零太は平気なの? 照れたりとかはしないのかな……?
どことなくもやもやとした気持ちを抱えつつ、そんな気持ちを払拭するべく、私はおにぎりの残り一口を口に放り込んだ。
「あー、その」
麦茶で口の中のご飯感を流していると、隣から零太の声が聞こえてくる。
「……関節キスっスね」
零太を見てみると、彼は真っ赤になっていた。
「自分が飲む側になったら急に恥ずくなってきたっつーか……あーもう!」
叫んだあと、彼は机に突っ伏す。
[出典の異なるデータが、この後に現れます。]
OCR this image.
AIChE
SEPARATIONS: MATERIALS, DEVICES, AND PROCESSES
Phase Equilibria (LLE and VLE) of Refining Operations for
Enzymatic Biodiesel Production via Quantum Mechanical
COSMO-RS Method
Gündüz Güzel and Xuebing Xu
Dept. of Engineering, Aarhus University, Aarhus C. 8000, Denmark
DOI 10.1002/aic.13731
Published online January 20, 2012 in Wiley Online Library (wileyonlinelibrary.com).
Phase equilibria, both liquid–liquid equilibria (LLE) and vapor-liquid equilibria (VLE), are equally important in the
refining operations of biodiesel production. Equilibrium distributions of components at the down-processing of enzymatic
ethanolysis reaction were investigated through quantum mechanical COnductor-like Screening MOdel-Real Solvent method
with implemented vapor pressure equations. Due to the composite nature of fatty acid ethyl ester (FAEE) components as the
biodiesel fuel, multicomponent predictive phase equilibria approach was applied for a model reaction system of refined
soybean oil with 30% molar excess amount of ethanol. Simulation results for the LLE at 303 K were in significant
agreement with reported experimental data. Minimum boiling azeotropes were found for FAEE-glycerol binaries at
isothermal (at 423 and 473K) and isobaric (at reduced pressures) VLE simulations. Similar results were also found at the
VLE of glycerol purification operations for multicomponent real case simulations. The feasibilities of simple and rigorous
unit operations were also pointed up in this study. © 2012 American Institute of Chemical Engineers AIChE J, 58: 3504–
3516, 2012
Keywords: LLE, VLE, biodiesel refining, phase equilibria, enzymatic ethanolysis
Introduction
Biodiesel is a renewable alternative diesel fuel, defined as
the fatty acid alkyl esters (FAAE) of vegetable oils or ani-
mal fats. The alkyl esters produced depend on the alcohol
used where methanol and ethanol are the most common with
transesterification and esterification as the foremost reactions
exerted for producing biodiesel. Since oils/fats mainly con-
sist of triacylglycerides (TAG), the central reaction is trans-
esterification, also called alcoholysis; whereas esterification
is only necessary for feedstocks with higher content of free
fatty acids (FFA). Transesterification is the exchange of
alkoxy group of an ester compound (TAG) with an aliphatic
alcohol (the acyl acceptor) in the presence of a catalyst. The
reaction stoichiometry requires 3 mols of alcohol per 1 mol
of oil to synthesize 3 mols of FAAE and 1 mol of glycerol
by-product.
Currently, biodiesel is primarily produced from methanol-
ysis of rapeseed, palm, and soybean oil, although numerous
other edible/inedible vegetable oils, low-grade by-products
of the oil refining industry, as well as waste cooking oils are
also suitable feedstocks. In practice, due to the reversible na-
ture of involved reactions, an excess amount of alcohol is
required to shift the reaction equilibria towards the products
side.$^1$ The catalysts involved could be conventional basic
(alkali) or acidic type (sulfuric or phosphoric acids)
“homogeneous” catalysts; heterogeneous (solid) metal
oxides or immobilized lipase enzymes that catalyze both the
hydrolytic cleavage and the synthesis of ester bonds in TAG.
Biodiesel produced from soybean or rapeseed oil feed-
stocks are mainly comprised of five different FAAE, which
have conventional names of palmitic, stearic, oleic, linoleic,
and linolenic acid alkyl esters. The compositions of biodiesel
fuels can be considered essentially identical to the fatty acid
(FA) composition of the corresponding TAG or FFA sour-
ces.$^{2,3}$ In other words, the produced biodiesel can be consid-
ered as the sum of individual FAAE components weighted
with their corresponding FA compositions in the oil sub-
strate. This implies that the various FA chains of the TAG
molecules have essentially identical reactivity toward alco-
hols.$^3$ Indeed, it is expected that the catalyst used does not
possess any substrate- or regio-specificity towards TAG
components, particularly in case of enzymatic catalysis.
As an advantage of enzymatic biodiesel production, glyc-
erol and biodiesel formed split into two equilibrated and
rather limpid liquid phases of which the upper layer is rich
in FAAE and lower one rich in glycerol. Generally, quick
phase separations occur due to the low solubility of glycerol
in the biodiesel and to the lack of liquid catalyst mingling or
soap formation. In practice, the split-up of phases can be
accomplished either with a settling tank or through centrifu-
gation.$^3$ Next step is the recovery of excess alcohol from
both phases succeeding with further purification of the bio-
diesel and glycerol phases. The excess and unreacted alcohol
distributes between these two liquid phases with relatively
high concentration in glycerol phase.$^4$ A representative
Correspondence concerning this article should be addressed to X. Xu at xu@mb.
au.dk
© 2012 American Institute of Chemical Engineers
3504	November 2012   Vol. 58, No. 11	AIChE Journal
時折くぐもった呻き声が聞こえてきた。
「お互い慣れてないみたいだね」
「笑わないでくださいよ……」
「ははは!」
「更に笑う奴がいますぅ!?」
くぐもったツッコミを聞き流し、私は空っぽになったコップに麦茶を注いだ。
零太も照れていると分かって、頬が緩んでしまう。
私はポーカーフェイスは手に入らないっぽい。
私は零太の肩を軽く叩いて、
「ほら、せっかくお弁当あっためたんだから。食べよう食べよう!」
と言った。
起き上がった零太は割り箸を袋から取り出して、そこで動作が止まった。
「どうかした?」
「コップ出して、ミルクティー分けましょう」
「直で飲む、のじゃなくていいの?」
「コップを! 出しましょう!」
「はーい」
私は立ち上がり、棚からコップを二つ取り出す。
振り返ると、まだ顔の赤い零太がむっとした顔をしているのが見えた。
二つのコップに、均等になるようにミルクティーを注ぐ。
たまになら、ひとつのミルクティーを分け合うのもいいかな、なんて思うのだった。